Development Micro fastened a distant code execution zero-day vulnerability within the Development Micro’s Apex One endpoint safety answer that was actively exploited in assaults.
Apex One is an endpoint safety answer catering to companies of all sizes, and the ‘Fear-Free Enterprise Safety’ suite is designed for small to medium-sized firms.
The arbitrary code execution flaw is tracked as CVE-2023-41179 and has acquired a severity ranking of 9.1 in keeping with CVSS v3, categorizing it as “crucial.”
The flaw exists in a third-party uninstaller module provided with the safety software program.
“Development Micro has noticed at the very least one lively try of potential assaults towards this vulnerability within the wild,” reads the safety bulletin.
“Prospects are strongly inspired to replace to the most recent variations as quickly as potential.”
The flaw impacts the next merchandise:
- Development Micro Apex One 2019
- Development Micro Apex One SaaS 2019
- Fear-Free Enterprise Safety (WFBS) 10.0 SP1 (offered as Virus Buster Enterprise Safety (Biz) in Japan)
- Fear-Free Enterprise Safety Companies (WFBSS) 10.0 SP1 (offered as Virus Buster Enterprise Safety Companies (VBBSS) in Japan)
Fixes had been made out there within the following releases:
- Apex One 2019 Service Pack 1 – Patch 1 (Construct 12380)
- Apex One SaaS 14.0.12637
- WFBS Patch 2495
- WFBSS July 31 replace
A mitigating issue is that to take advantage of CVE-2023-41179, the attacker should have beforehand stolen the product’s administration console credentials and used them to log in.
“Exploiting these sort of vulnerabilities typically require that an attacker has entry (bodily or distant) to a weak machine,” explains Development Micro.
The Japanese CERT has additionally issued an alert concerning the lively exploitation of the flaw, urging customers of the impacted software program to improve to a safe launch as quickly as potential.

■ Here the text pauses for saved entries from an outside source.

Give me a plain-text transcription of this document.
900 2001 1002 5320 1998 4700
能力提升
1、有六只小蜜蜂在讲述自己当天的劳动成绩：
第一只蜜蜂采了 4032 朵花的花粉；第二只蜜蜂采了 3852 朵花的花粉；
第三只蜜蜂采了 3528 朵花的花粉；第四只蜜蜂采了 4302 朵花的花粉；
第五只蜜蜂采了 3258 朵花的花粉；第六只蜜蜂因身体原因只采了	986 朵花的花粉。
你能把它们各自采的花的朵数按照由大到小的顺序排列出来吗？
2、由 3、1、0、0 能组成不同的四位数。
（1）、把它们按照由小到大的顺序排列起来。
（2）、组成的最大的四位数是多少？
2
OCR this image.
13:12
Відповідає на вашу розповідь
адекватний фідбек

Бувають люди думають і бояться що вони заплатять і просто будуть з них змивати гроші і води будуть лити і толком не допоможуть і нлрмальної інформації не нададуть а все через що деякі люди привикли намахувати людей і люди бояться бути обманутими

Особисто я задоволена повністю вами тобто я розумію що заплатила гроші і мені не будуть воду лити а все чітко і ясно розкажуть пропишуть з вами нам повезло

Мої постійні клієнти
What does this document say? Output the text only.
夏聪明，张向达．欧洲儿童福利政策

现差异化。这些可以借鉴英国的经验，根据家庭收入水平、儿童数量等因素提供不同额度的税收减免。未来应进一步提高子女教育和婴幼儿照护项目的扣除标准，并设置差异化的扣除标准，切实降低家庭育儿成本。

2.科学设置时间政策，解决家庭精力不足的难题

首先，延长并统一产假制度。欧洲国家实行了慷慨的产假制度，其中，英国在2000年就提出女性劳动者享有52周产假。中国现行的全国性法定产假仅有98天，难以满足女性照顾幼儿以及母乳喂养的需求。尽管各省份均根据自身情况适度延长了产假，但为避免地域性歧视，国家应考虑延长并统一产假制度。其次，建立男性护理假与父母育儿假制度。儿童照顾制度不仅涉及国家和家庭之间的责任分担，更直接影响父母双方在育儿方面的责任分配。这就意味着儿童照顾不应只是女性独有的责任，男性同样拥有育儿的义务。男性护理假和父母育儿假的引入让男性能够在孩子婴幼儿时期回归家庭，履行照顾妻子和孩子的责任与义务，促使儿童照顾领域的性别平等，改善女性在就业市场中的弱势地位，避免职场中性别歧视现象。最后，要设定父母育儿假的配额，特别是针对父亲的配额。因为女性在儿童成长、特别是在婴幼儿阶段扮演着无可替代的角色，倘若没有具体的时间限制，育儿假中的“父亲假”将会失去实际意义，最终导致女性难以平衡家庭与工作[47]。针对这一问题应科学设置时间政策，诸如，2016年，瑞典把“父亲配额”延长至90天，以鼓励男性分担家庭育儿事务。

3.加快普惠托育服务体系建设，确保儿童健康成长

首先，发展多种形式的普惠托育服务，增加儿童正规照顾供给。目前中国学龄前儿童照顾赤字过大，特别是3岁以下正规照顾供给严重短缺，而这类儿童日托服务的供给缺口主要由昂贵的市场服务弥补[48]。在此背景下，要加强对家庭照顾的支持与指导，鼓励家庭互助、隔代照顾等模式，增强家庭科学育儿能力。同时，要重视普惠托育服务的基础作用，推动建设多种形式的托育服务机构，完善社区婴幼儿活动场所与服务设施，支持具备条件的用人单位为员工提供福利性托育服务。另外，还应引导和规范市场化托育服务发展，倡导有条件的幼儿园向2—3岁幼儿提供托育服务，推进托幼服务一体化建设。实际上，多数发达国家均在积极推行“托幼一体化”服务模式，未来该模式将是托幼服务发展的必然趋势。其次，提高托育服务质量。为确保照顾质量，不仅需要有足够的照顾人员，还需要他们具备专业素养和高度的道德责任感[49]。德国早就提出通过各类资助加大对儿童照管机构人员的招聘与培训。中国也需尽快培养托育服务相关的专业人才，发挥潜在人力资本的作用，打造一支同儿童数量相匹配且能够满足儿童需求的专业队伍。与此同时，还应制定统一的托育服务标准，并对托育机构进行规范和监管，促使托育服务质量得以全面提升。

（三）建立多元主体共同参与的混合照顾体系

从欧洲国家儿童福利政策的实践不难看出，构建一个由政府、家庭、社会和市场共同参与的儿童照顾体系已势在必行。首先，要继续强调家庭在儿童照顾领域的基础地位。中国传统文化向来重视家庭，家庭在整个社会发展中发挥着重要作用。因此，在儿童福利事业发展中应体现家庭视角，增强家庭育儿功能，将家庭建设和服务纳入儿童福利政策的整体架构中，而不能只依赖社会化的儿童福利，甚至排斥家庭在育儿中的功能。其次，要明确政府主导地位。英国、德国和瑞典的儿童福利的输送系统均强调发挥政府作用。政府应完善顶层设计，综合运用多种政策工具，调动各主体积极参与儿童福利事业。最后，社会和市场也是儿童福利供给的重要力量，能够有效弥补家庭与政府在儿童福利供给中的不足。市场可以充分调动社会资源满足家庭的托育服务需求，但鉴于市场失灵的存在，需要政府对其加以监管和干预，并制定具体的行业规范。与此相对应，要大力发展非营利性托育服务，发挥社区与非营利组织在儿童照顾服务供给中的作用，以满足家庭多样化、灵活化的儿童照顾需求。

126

“If the vulnerability is exploited, an attacker who can log in to the product’s administration console could execute arbitrary code with the system privilege on the PC the place the safety agent is put in,” explains JPCERT.
An efficient workaround is limiting entry to the product’s administration console to trusted networks, locking out rogue actors who try and entry the endpoint from exterior, arbitrary areas.
Nevertheless, finally, admins want to put in the safety updates to stop risk actors who already breached a community from using the flaw to unfold laterally to different units.